The post title is taken from the Blondie LP “Parallel Lines”.

My Blank Pages III: The Art of Data Science

largeI recently finished reading The Art of Data Science by Roger Peng & Elizabeth Matsui. Roger, together with Jeff Leek, writes the Simply Statistics blog and he works at JHU with Elizabeth.

The aim of the book is to give a guide to data analysis. It is not meant as a comprehensive data analysis “how to”, nor is it a manual for statistics or programming. Instead it is a high-level guide: how to think about data analysis and how to go about doing it. This makes it an interesting read for anyone working with data.

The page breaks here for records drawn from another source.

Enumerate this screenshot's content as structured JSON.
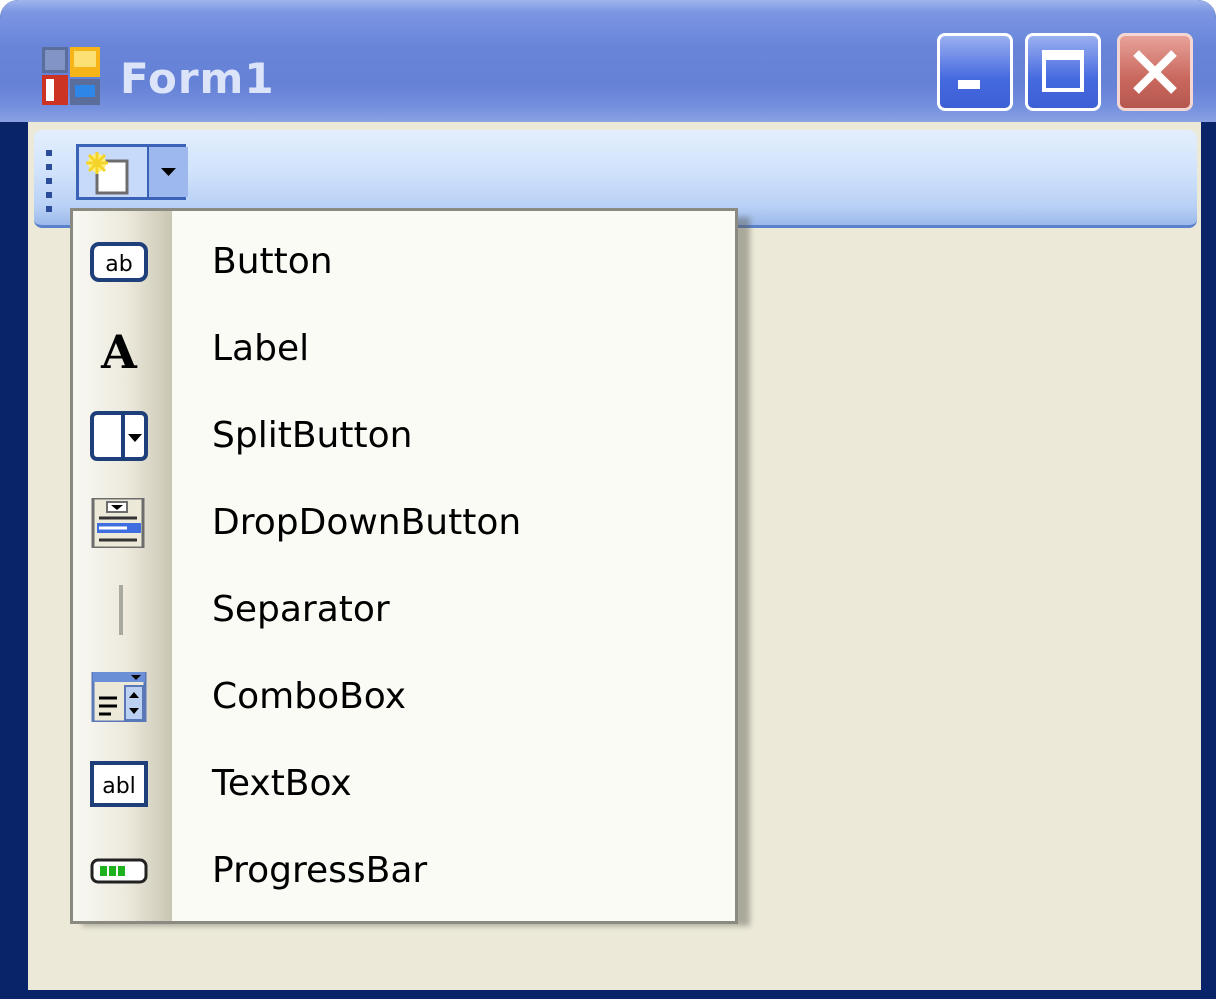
{
  "window": {
    "title": "Form1"
  },
  "toolstrip": {
    "new_item_button": "add-item-dropdown"
  },
  "menu": {
    "items": [
      {
        "label": "Button",
        "icon": "button-icon"
      },
      {
        "label": "Label",
        "icon": "label-icon"
      },
      {
        "label": "SplitButton",
        "icon": "split-button-icon"
      },
      {
        "label": "DropDownButton",
        "icon": "dropdown-button-icon"
      },
      {
        "label": "Separator",
        "icon": "separator-icon"
      },
      {
        "label": "ComboBox",
        "icon": "combobox-icon"
      },
      {
        "label": "TextBox",
        "icon": "textbox-icon"
      },
      {
        "label": "ProgressBar",
        "icon": "progressbar-icon"
      }
    ]
  },
  "icon_glyphs": {
    "button": "ab",
    "label": "A",
    "textbox": "abl"
  },
  "colors": {
    "titlebar": "#6682d7",
    "client": "#ece9d8",
    "menu_bg": "#fbfbf6",
    "close_button": "#c9675c"
  }
}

I think anyone who reads the Simply Statistics blog or who has read the piece Roger and Jeff wrote for Science, will be familiar with a lot of the content in here. At the beginning of the book, I didn’t feel like I learned too much. However, I can see that the “converted” are maybe not the target audience here. Towards the end of the book, the authors walk through a few examples of how to analyse some data focussing on the question in mind, how to refine it and then how to start the analysis. This is the most useful aspect of the book in my opinion, to see the approach to data analysis working in practice. The authors sum up the book early on by comparing it to books about songwriting. I admit to rolling my eyes at this comparison (data analysis as an artform…), but actually it is a good analogy. I think many people who work with data know how to do it, in the way that people who write songs know how to do it, although they probably have not had a formal course in the techniques that are being used. Equally reading a guidebook on songwriting will not make you a great songwriter. A book can only get you so far, intuition and invention are required and the same applies to data science.

The book was published via Lean Pub who have an interesting model where you pay a recommended price (or more!) but if you don’t have the money, you can pay less. Also, you can see what fraction goes to the author(s). The books can be updated continually as typos or code updates are fixed. Roger and the Simply Stats people have put out a few books via this publisher. These books on R, programming, statistics and data science all look good and it seems more books are coming soon.

On a personal note: In 2014, I decided to try and read one book per month. I managed it, but in 2015, I am struggling. It is now November and this book is the 7th I’ve read this year. It was published in September but it took me until now to finish it. Too much going on…

My Blank Pages is a track by Velvet Crush. This is an occasional series of book reviews.